Now, at just age 20, the group are set to perform their first headline show at Birmingham’s 1,500-capacity venue The O2 Institute. For a band yet to release their first EP, it’s quite the achievement, but none too surprising when you get to hear the calm determination Max and the band have cultivated over the years.

We were granted the pleasure of chatting to Max about how their different personalities keep the peace between them, the city they call home and its inhabitants, the poetry of Patrick Kavanagh, and taking life as it comes.

Hi Max, could you tell us about the Overpass origin story? How did you all come together?

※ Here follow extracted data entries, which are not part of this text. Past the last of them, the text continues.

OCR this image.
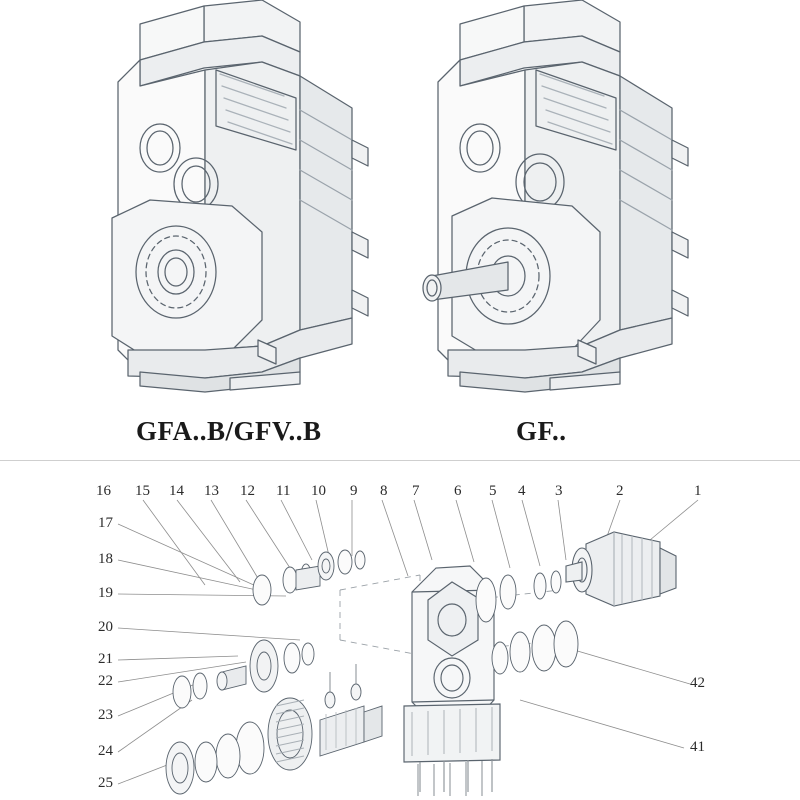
GFA..B/GFV..B	GF..
16 15 14 13 12 11 10 9 8 7 6 5 4 3	2	1
17
18
19
20
21
22
23
24
25
42
41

It’s been a whirlwind, to be honest. It feels like such a short amount of time that we’ve been together, although it’s been a full three years. I suppose that might be something to do with Covid. We formed in January 2020, aiming to go in all guns blazing, but then we were put away! On the bright side, during lockdown we wrote all our songs.

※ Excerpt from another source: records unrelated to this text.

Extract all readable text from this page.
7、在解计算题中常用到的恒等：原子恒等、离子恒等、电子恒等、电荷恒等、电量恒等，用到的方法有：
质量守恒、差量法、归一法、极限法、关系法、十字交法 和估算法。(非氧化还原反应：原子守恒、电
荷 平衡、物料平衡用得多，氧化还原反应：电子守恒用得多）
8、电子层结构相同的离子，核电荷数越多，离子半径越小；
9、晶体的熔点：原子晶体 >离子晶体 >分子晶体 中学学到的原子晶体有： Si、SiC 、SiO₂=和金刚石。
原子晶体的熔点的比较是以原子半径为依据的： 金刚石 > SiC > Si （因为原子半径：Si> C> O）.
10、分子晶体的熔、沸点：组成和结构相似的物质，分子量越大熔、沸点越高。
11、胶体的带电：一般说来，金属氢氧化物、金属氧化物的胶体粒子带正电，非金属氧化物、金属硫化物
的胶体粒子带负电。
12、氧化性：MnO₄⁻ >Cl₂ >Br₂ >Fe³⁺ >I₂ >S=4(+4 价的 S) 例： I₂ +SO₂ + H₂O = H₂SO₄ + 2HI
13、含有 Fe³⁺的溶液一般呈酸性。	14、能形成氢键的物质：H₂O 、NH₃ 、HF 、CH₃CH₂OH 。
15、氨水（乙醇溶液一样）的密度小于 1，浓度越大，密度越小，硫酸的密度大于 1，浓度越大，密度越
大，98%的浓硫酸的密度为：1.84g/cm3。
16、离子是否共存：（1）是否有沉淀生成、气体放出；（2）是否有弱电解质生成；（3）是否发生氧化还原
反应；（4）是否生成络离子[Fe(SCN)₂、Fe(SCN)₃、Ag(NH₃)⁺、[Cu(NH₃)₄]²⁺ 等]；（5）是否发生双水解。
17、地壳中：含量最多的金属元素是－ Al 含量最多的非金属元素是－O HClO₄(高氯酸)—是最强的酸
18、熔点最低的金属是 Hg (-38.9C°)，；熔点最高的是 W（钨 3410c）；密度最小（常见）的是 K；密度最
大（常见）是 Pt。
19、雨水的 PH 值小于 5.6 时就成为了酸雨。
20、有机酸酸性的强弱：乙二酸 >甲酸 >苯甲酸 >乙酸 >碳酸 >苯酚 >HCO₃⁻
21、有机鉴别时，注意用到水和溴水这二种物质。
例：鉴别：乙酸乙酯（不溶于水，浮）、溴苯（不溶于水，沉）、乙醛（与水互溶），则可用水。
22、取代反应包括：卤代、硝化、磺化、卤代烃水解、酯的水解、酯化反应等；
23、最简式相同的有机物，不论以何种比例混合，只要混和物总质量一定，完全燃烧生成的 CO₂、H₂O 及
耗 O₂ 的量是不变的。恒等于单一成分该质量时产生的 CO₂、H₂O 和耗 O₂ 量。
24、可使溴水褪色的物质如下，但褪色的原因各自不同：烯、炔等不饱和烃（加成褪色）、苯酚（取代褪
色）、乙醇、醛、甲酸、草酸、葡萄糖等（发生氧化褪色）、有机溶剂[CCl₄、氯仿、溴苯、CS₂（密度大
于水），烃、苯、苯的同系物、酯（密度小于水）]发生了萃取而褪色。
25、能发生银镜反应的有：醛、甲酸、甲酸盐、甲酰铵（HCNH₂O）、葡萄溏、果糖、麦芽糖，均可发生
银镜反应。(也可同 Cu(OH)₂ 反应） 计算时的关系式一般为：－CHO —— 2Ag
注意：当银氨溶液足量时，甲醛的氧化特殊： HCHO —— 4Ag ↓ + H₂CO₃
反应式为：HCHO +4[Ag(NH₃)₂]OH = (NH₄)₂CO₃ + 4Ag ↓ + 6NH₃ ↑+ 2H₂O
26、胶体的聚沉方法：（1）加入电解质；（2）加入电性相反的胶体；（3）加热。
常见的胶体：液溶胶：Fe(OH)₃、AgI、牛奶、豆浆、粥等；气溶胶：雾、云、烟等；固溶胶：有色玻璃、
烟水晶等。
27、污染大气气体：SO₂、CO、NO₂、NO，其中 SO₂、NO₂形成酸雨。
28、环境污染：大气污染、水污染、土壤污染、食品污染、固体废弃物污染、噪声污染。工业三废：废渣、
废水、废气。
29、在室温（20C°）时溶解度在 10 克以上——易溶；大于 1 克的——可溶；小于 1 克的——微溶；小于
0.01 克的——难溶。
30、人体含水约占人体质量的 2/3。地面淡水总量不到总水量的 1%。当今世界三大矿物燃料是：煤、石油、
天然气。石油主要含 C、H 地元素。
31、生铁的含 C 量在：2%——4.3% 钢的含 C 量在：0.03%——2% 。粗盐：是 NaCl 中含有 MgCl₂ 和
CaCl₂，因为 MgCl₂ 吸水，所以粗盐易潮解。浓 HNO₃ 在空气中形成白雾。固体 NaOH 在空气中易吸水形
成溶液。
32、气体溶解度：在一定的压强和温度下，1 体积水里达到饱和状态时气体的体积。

But it goes even further than that. If we hadn’t had lockdown, we’d probably have all gone our separate ways and done our own things, because we were all in college.

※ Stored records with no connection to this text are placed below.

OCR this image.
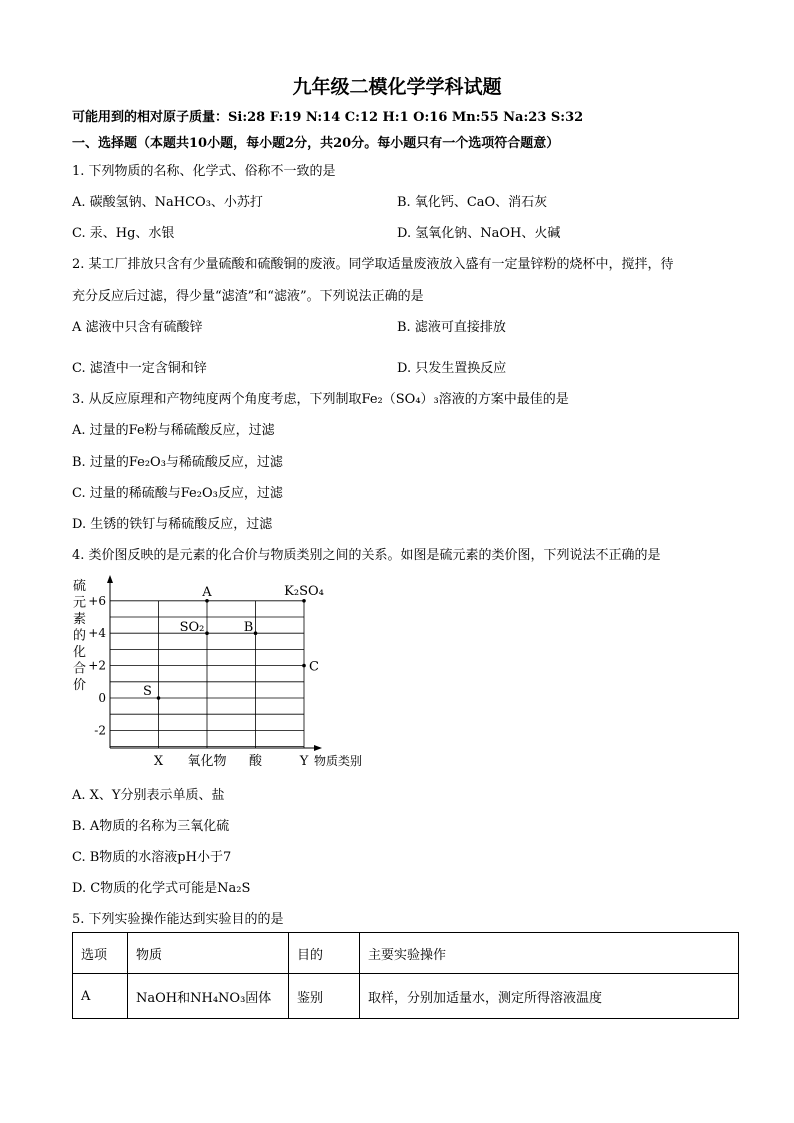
九年级二模化学学科试题
可能用到的相对原子质量：Si:28 F:19 N:14 C:12 H:1 O:16 Mn:55 Na:23 S:32
一、选择题（本题共10小题，每小题2分，共20分。每小题只有一个选项符合题意）
1. 下列物质的名称、化学式、俗称不一致的是
A. 碳酸氢钠、NaHCO₃、小苏打	B. 氧化钙、CaO、消石灰
C. 汞、Hg、水银	D. 氢氧化钠、NaOH、火碱
2. 某工厂排放只含有少量硫酸和硫酸铜的废液。同学取适量废液放入盛有一定量锌粉的烧杯中，搅拌，待
充分反应后过滤，得少量“滤渣”和“滤液”。下列说法正确的是
A 滤液中只含有硫酸锌	B. 滤液可直接排放
C. 滤渣中一定含铜和锌	D. 只发生置换反应
3. 从反应原理和产物纯度两个角度考虑，下列制取Fe₂（SO₄）₃溶液的方案中最佳的是
A. 过量的Fe粉与稀硫酸反应，过滤
B. 过量的Fe₂O₃与稀硫酸反应，过滤
C. 过量的稀硫酸与Fe₂O₃反应，过滤
D. 生锈的铁钉与稀硫酸反应，过滤
4. 类价图反映的是元素的化合价与物质类别之间的关系。如图是硫元素的类价图，下列说法不正确的是
硫
元
素
的
化
合
价
+6
+4
+2
0
-2
X 氧化物 酸	Y 物质类别
S
SO₂
A
B
K₂SO₄
C
A. X、Y分别表示单质、盐
B. A物质的名称为三氧化硫
C. B物质的水溶液pH小于7
D. C物质的化学式可能是Na₂S
5. 下列实验操作能达到实验目的的是
选项	物质	目的	主要实验操作
A	NaOH和NH₄NO₃固体	鉴别	取样，分别加适量水，测定所得溶液温度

What kind of traction were you enjoying in terms of online engagement and plays before things started kicking off and you were approached by your label?

We actually didn’t have a whole lot of plays. We had these songs that we put out onto TikTok, which was exploding during lockdown, and when we got lots of reaction from those we kind of just hammered that home, particularly ‘One Night Lover’. That then gave us good leverage with social media.

We then recorded that song and were asked to support another Birmingham band, The Clause, live. That’s where we met our team, they were the ones promoting the show, and we’ve been with them ever since. They managed us, got us some good gigs, and we really felt like we were in the right place at the right time.

Do you think you’ll always be based in Birmingham or have you been tempted to move down to London at some point?

It’s that classic thing, isn’t it? If you want to do ‘the music’ you’ve got to move to London, but I honestly can’t see myself down there at all. Life moves too fast in that city. Plus, we like Birmingham! It’s the people here that make it. They’re hard-working people with integrity, a sense of humour. It’s a down-to-earth city that keeps you grounded.

As a band we’ve been rehearsing in the same Digbeth studios for years, it’s called Muthers. And some of us are still at uni too so it’s good to be based in the same place whilst others are studying. I was at uni as well but it all got a bit too much, too hard to juggle. The rest of them manage well though! I don’t know how Indie (bassist) does it – and she’s doing a proper degree!

We’re always interested to hear about songwriters’ inspirations outside music. What are some of your literary, artistic, or film interests?

I’ve recently gotten into old Irish literature – I borrowed a few books off my nan including Flann O’Brien and Patrick Kavanagh. I had no idea Luke Kelly had been given ‘On Raglan Road’ from Kavanagh!

You’ll often hear Grian from Fontaines talking about how important this type of poetry is to him. It’s all part of improving our lyricism, really.

And what about music inspirations? How did your differing inspirations as a band come together and feed into Overpass’s songwriting?

At the start we were all different in our tastes, but after spending so much time together, time spent on the road, in rehearsals, you realise your tastes begin to blend into one. With our new EP especially, we were listening to Parachutes, the first Coldplay album, a lot of Jeff Buckley, contrast that with our tastes at the start: Wombats, Two Door Cinema Club, and you can see how we evolved together.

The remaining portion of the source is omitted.